Tosto che il veneziano rimase solo, mise in pacchetto sotto sigillo le scritture che avea presso di sé importantissime; e, dopo aver ben pensato di qual persona gli convenisse servirsi, della di cui fede potesse credersi sicuro, si determinò a scegliere un veneziano maestro di ballo, dimorante allora in Varsavia, chiamato Vincenzo Campioni. Egli mandò a cercare quest'uomo e, consegnandogli il pacchetto, gli domandò s'era pronto a giurargli di eseguir fedelmente una commissione che a lui importava più della propria vita. Egli impegnossi. Il veneziano gli disse allora Se alla fine di questo giorno potete parlarmi, mi rimetterete questo pacchetto; se no, andrete a rimetterlo tra le proprie mani di S. M., e, se questa mia commissione vi fa in questo momento formare qualche sospetto, vi avviso che, se osate comunicarla a qualcuno, divenite verso di me un traditore e divenite il più atroce de' miei nemici.
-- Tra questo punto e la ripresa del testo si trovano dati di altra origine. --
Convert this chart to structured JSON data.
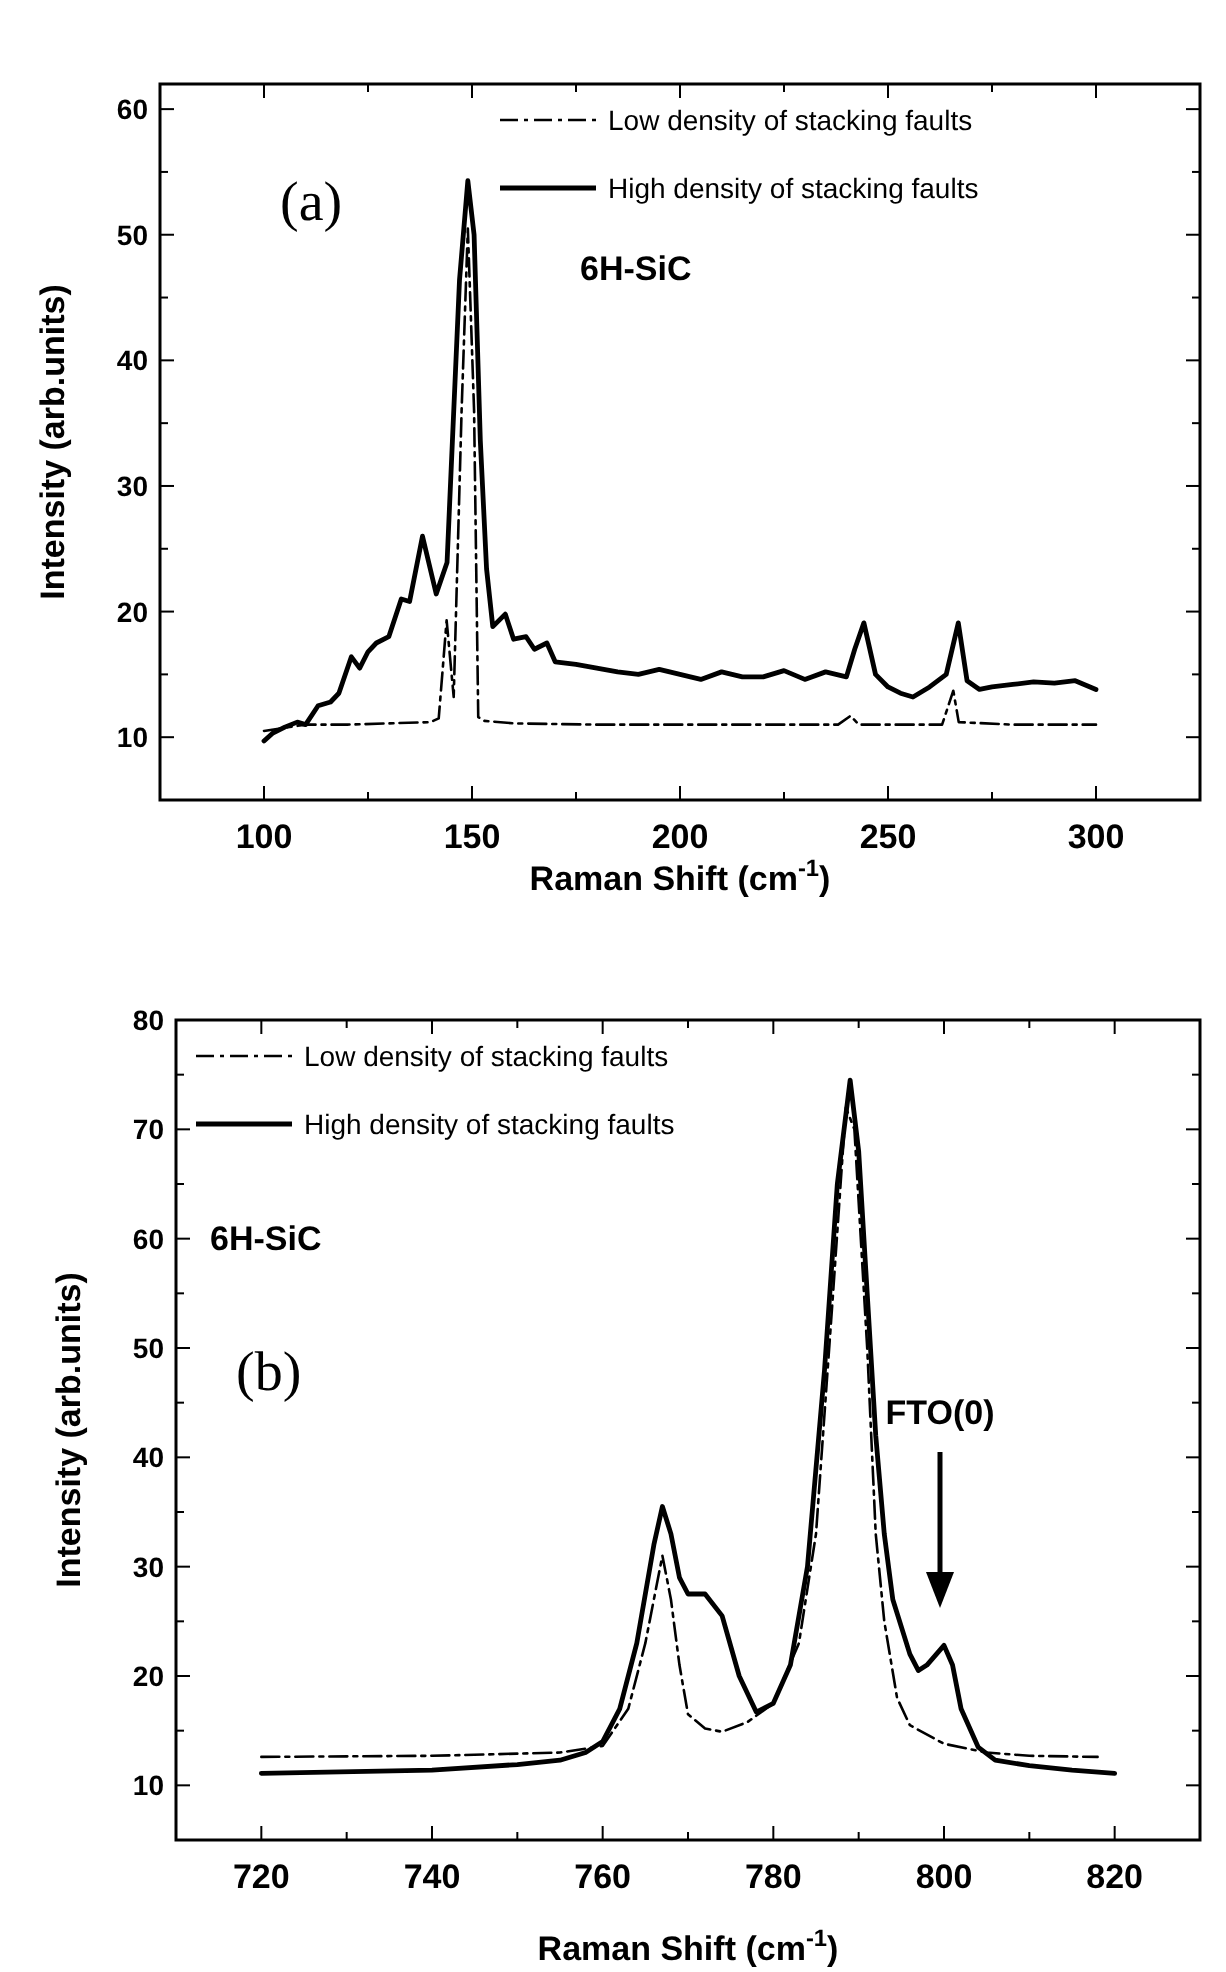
{
  "chart_data": [
    {
      "type": "line",
      "xlabel": "Raman Shift (cm$^{-1}$)",
      "ylabel": "Intensity (arb.units)",
      "xlim": [
        75,
        325
      ],
      "ylim": [
        5,
        62
      ],
      "xticks": [
        100,
        {
          "value": 125,
          "label": null
        },
        150,
        {
          "value": 175,
          "label": null
        },
        200,
        {
          "value": 225,
          "label": null
        },
        250,
        {
          "value": 275,
          "label": null
        },
        300
      ],
      "yticks": [
        {
          "value": 5,
          "label": null
        },
        10,
        {
          "value": 15,
          "label": null
        },
        20,
        {
          "value": 25,
          "label": null
        },
        30,
        {
          "value": 35,
          "label": null
        },
        40,
        {
          "value": 45,
          "label": null
        },
        50,
        {
          "value": 55,
          "label": null
        },
        60
      ],
      "legend": "top right",
      "grid": false,
      "annotations": [
        "(a)",
        "6H-SiC"
      ],
      "series": [
        {
          "name": "Low density of stacking faults",
          "color": "#000000",
          "line_style": "dashed",
          "x": [
            100,
            110,
            120,
            130,
            140,
            142,
            143.9,
            145.6,
            147.5,
            149,
            150.5,
            151.5,
            153,
            160,
            180,
            200,
            220,
            238,
            241,
            243,
            250,
            263,
            265.7,
            267,
            280,
            300
          ],
          "values": [
            10.5,
            11,
            11,
            11.1,
            11.2,
            11.5,
            19.3,
            13.2,
            36,
            50.5,
            36,
            11.6,
            11.3,
            11.1,
            11,
            11,
            11,
            11,
            11.7,
            11,
            11,
            11,
            13.7,
            11.2,
            11,
            11
          ]
        },
        {
          "name": "High density of stacking faults",
          "color": "#000000",
          "line_style": "solid",
          "x": [
            100,
            102,
            105,
            108,
            110,
            113,
            116,
            118,
            121,
            123,
            125,
            127,
            130,
            133,
            135,
            138.1,
            141.4,
            144,
            147,
            149,
            150.5,
            152,
            153.5,
            155,
            158,
            160,
            163,
            165,
            168,
            170,
            175,
            180,
            185,
            190,
            195,
            200,
            205,
            210,
            215,
            220,
            225,
            230,
            235,
            240,
            242,
            244.2,
            247,
            250,
            253,
            256,
            260,
            264,
            266.9,
            269,
            272,
            275,
            280,
            285,
            290,
            295,
            300
          ],
          "values": [
            9.7,
            10.3,
            10.8,
            11.2,
            11,
            12.5,
            12.8,
            13.5,
            16.4,
            15.5,
            16.8,
            17.5,
            18,
            21,
            20.8,
            26,
            21.4,
            23.9,
            46.4,
            54.3,
            50,
            33.6,
            23.4,
            18.8,
            19.8,
            17.8,
            18,
            17,
            17.5,
            16,
            15.8,
            15.5,
            15.2,
            15,
            15.4,
            15,
            14.6,
            15.2,
            14.8,
            14.8,
            15.3,
            14.6,
            15.2,
            14.8,
            17,
            19.1,
            15,
            14,
            13.5,
            13.2,
            14,
            15,
            19.1,
            14.5,
            13.8,
            14,
            14.2,
            14.4,
            14.3,
            14.5,
            13.8
          ]
        }
      ]
    },
    {
      "type": "line",
      "xlabel": "Raman Shift (cm$^{-1}$)",
      "ylabel": "Intensity (arb.units)",
      "xlim": [
        710,
        830
      ],
      "ylim": [
        5,
        80
      ],
      "xticks": [
        720,
        {
          "value": 730,
          "label": null
        },
        740,
        {
          "value": 750,
          "label": null
        },
        760,
        {
          "value": 770,
          "label": null
        },
        780,
        {
          "value": 790,
          "label": null
        },
        800,
        {
          "value": 810,
          "label": null
        },
        820
      ],
      "yticks": [
        {
          "value": 5,
          "label": null
        },
        10,
        {
          "value": 15,
          "label": null
        },
        20,
        {
          "value": 25,
          "label": null
        },
        30,
        {
          "value": 35,
          "label": null
        },
        40,
        {
          "value": 45,
          "label": null
        },
        50,
        {
          "value": 55,
          "label": null
        },
        60,
        {
          "value": 65,
          "label": null
        },
        70,
        {
          "value": 75,
          "label": null
        },
        80
      ],
      "legend": "top left",
      "grid": false,
      "annotations": [
        "6H-SiC",
        "(b)",
        "FTO(0)"
      ],
      "series": [
        {
          "name": "Low density of stacking faults",
          "color": "#000000",
          "line_style": "dashed",
          "x": [
            720,
            740,
            755,
            760,
            763,
            765,
            767,
            768,
            769,
            770,
            772,
            774,
            777,
            780,
            783,
            785,
            787,
            788.5,
            789.5,
            791,
            792,
            793,
            794.5,
            796,
            800,
            805,
            810,
            818
          ],
          "values": [
            12.6,
            12.7,
            13,
            13.6,
            17,
            23,
            31,
            27,
            21,
            16.5,
            15.2,
            14.9,
            15.8,
            17.5,
            23,
            33,
            55,
            72,
            70,
            50,
            33,
            25,
            18,
            15.5,
            13.8,
            13,
            12.7,
            12.6
          ]
        },
        {
          "name": "High density of stacking faults",
          "color": "#000000",
          "line_style": "solid",
          "x": [
            720,
            740,
            750,
            755,
            758,
            760,
            762,
            764,
            766,
            767,
            768,
            769,
            770,
            772,
            774,
            776,
            778,
            780,
            782,
            784,
            786,
            787.5,
            789,
            790,
            791,
            792,
            793,
            794,
            796,
            797,
            798,
            800,
            801,
            802,
            804,
            806,
            810,
            815,
            820
          ],
          "values": [
            11.1,
            11.4,
            11.9,
            12.3,
            13,
            14,
            17,
            23,
            32,
            35.5,
            33,
            29,
            27.5,
            27.5,
            25.5,
            20,
            16.7,
            17.5,
            21,
            30,
            48,
            65,
            74.5,
            68,
            55,
            42,
            33,
            27,
            22,
            20.5,
            21,
            22.8,
            21,
            17,
            13.5,
            12.3,
            11.8,
            11.4,
            11.1
          ]
        }
      ]
    }
  ]
}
Quest'uomo, che sapea ciò ch'era avvenuto tra il veneziano e il gran panettiere nel giorno innanzi, e che l'avea per caso veduto quella stessa mattina uscire dalla di lui casa, s'immaginò che trattavasi di un duello. Egli temea molto per la vita del veneziano, ch'egli avea cagione di amare; e dipendea da lui l'andar tosto a riferire ogni cosa al sovrano, onde il conflitto non avrebbe avuto luogo, ed avrebbe allontanato dall'amico il pericolo di perder la vita o la libertà; ma così non oprò: se avesse così oprato sarebbe stato un vile, uno spergiuro, un poltrone, un traditore, insomma, un falso amico.